No. The world is different today. Everything is really online. What I would want to do is sit down with like a Comcast and work out a partnership for distribution on their set top boxes.
Wow, Okay. You seem to be the forever business man. Is there anything you’re working on behind the scenes now that might relate to that?
I’m just looking at different technologies that will help make product more fun. I’ll give you an example. You every hear of the IBM Watson technology?
Ever hear of Siri, that voice technology? What if you had that technology, and you were playing a game like Madden Football, and you said during the game, “Quarterback, throw a pass,” and the quarterback threw a pass. How would you think about that?
That would be awesome.
I believe that’s something to look at.
You’re playing Take 2’s NBA2K, and Durant’s dribbling the ball, and you say, “Durant, shoot.” Durant shoots.
That would be amazing.
Technology is every changing, and I think it makes things a little bit more interesting.
You were at Mattel Interactive after Sega, is that correct?
Yeah, unfortunately that was a short term thing. What happened was Jill Barad bought The Learning Company with the board’s approval. What happened was when I joined the company, Jill got pushed out, and the board of directors came to me and said, “Bernie, how fast can you turn this business around?”
I said, “We have a serious problem here, gentlemen. EA has 700 employees. I have 3,000 employees, so that means I have to get rid of over 2,000, and I don’t know who has contracts, and we have 20 offices, and I only need 2. I have all these offices I need to close.” I said, “This is going to take me anywhere from two to three years to turn around. What’s worse is we’re losing a million dollars a day. They didn’t realize that.
They said, “How do you know we’re losing a million dollars a day?”
I said, “I did a forensic audit. I don’t know what you people were thinking when you bought this company, but you approved it. You shouldn’t have fired Jill; all you guys should have been fired. You’re the board of directors.”
They said to me, “Bernie, what do you suggest we do?”
I said, “Let’s just take the company and shut it down and call it a discontinued asset. That’s the only way we’re going to get out of this.”
They said, “Guess what? You go out and see if that’s possible. If we can do that, that’s what we’ll do.”
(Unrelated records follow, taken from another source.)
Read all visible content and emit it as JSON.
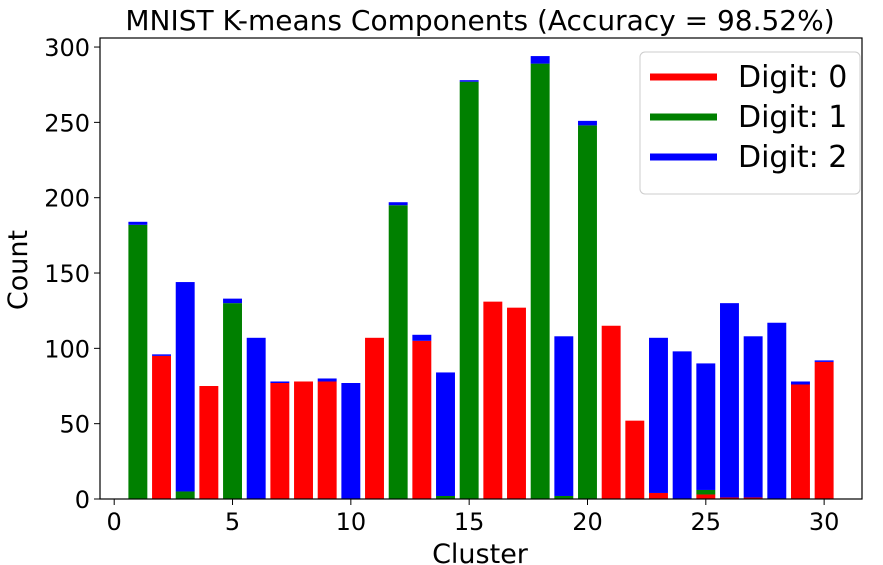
{
  "chart_data": {
    "type": "bar",
    "stacked": true,
    "title": "MNIST K-means Components (Accuracy = 98.52%)",
    "xlabel": "Cluster",
    "ylabel": "Count",
    "xlim": [
      -0.6,
      31.6
    ],
    "ylim": [
      0,
      306
    ],
    "x_ticks": [
      0,
      5,
      10,
      15,
      20,
      25,
      30
    ],
    "y_ticks": [
      0,
      50,
      100,
      150,
      200,
      250,
      300
    ],
    "legend_position": "upper right",
    "grid": false,
    "x": [
      1,
      2,
      3,
      4,
      5,
      6,
      7,
      8,
      9,
      10,
      11,
      12,
      13,
      14,
      15,
      16,
      17,
      18,
      19,
      20,
      21,
      22,
      23,
      24,
      25,
      26,
      27,
      28,
      29,
      30
    ],
    "series": [
      {
        "name": "Digit: 0",
        "color": "#ff0000",
        "values": [
          0,
          95,
          0,
          75,
          0,
          0,
          77,
          78,
          78,
          0,
          107,
          0,
          105,
          0,
          0,
          131,
          127,
          0,
          0,
          0,
          115,
          52,
          4,
          0,
          3,
          1,
          1,
          0,
          76,
          91
        ]
      },
      {
        "name": "Digit: 1",
        "color": "#008000",
        "values": [
          182,
          0,
          5,
          0,
          130,
          0,
          0,
          0,
          0,
          0,
          0,
          195,
          0,
          2,
          277,
          0,
          0,
          289,
          2,
          248,
          0,
          0,
          0,
          0,
          3,
          0,
          0,
          0,
          0,
          0
        ]
      },
      {
        "name": "Digit: 2",
        "color": "#0000ff",
        "values": [
          2,
          1,
          139,
          0,
          3,
          107,
          1,
          0,
          2,
          77,
          0,
          2,
          4,
          82,
          1,
          0,
          0,
          5,
          106,
          3,
          0,
          0,
          103,
          98,
          84,
          129,
          107,
          117,
          2,
          1
        ]
      }
    ]
  }
}
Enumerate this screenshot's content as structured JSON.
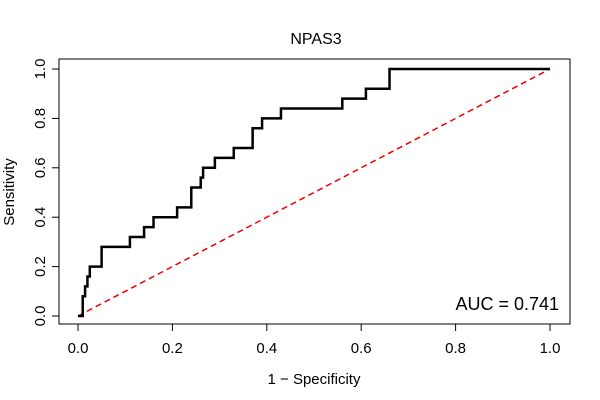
{
  "chart_data": {
    "type": "line",
    "title": "NPAS3",
    "xlabel": "1 − Specificity",
    "ylabel": "Sensitivity",
    "xlim": [
      0,
      1
    ],
    "ylim": [
      0,
      1
    ],
    "x_ticks": [
      "0.0",
      "0.2",
      "0.4",
      "0.6",
      "0.8",
      "1.0"
    ],
    "y_ticks": [
      "0.0",
      "0.2",
      "0.4",
      "0.6",
      "0.8",
      "1.0"
    ],
    "annotation": "AUC = 0.741",
    "grid": false,
    "series": [
      {
        "color": "#000000",
        "style": "solid",
        "points": [
          [
            0.0,
            0.0
          ],
          [
            0.01,
            0.0
          ],
          [
            0.01,
            0.04
          ],
          [
            0.01,
            0.08
          ],
          [
            0.015,
            0.08
          ],
          [
            0.015,
            0.12
          ],
          [
            0.02,
            0.12
          ],
          [
            0.02,
            0.16
          ],
          [
            0.025,
            0.16
          ],
          [
            0.025,
            0.2
          ],
          [
            0.05,
            0.2
          ],
          [
            0.05,
            0.28
          ],
          [
            0.11,
            0.28
          ],
          [
            0.11,
            0.32
          ],
          [
            0.14,
            0.32
          ],
          [
            0.14,
            0.36
          ],
          [
            0.16,
            0.36
          ],
          [
            0.16,
            0.4
          ],
          [
            0.21,
            0.4
          ],
          [
            0.21,
            0.44
          ],
          [
            0.24,
            0.44
          ],
          [
            0.24,
            0.52
          ],
          [
            0.26,
            0.52
          ],
          [
            0.26,
            0.56
          ],
          [
            0.265,
            0.56
          ],
          [
            0.265,
            0.6
          ],
          [
            0.29,
            0.6
          ],
          [
            0.29,
            0.64
          ],
          [
            0.33,
            0.64
          ],
          [
            0.33,
            0.68
          ],
          [
            0.37,
            0.68
          ],
          [
            0.37,
            0.76
          ],
          [
            0.39,
            0.76
          ],
          [
            0.39,
            0.8
          ],
          [
            0.43,
            0.8
          ],
          [
            0.43,
            0.84
          ],
          [
            0.56,
            0.84
          ],
          [
            0.56,
            0.88
          ],
          [
            0.61,
            0.88
          ],
          [
            0.61,
            0.92
          ],
          [
            0.66,
            0.92
          ],
          [
            0.66,
            1.0
          ],
          [
            1.0,
            1.0
          ]
        ]
      },
      {
        "color": "#ee0000",
        "style": "dashed",
        "points": [
          [
            0,
            0
          ],
          [
            1,
            1
          ]
        ]
      }
    ]
  }
}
They said, “Just do what you have to do.”
I went out and called the company a discontinued asset and got rid of it. I licensed out product to THQ. I licensed out product to Vivendi, and we just moved forward. The only game I really developed at Mattel is Barbie Horseback Riding which is the first time that ever took place. The Barbie Horseback Riding sold over a million units on PlayStation. That shows you the strength of the brand.
Yeah, absolutely. Looking back, are you happy you left Sony for Sega, or do you think you would have rather stayed at Sony?
I would have rather stayed at Sony, but that wasn’t my decision really, I don’t think.
Got you, okay. Based on what was going on at Sony?
Do you have any words of advice for people who would want to jump into business in the game industry?
Yeah, have broad ideas, stick to your guns and work with good people.
GamesRelated would like to thank Bernie for taking time out of his schedule to speak to us and we are looking forward to his next project.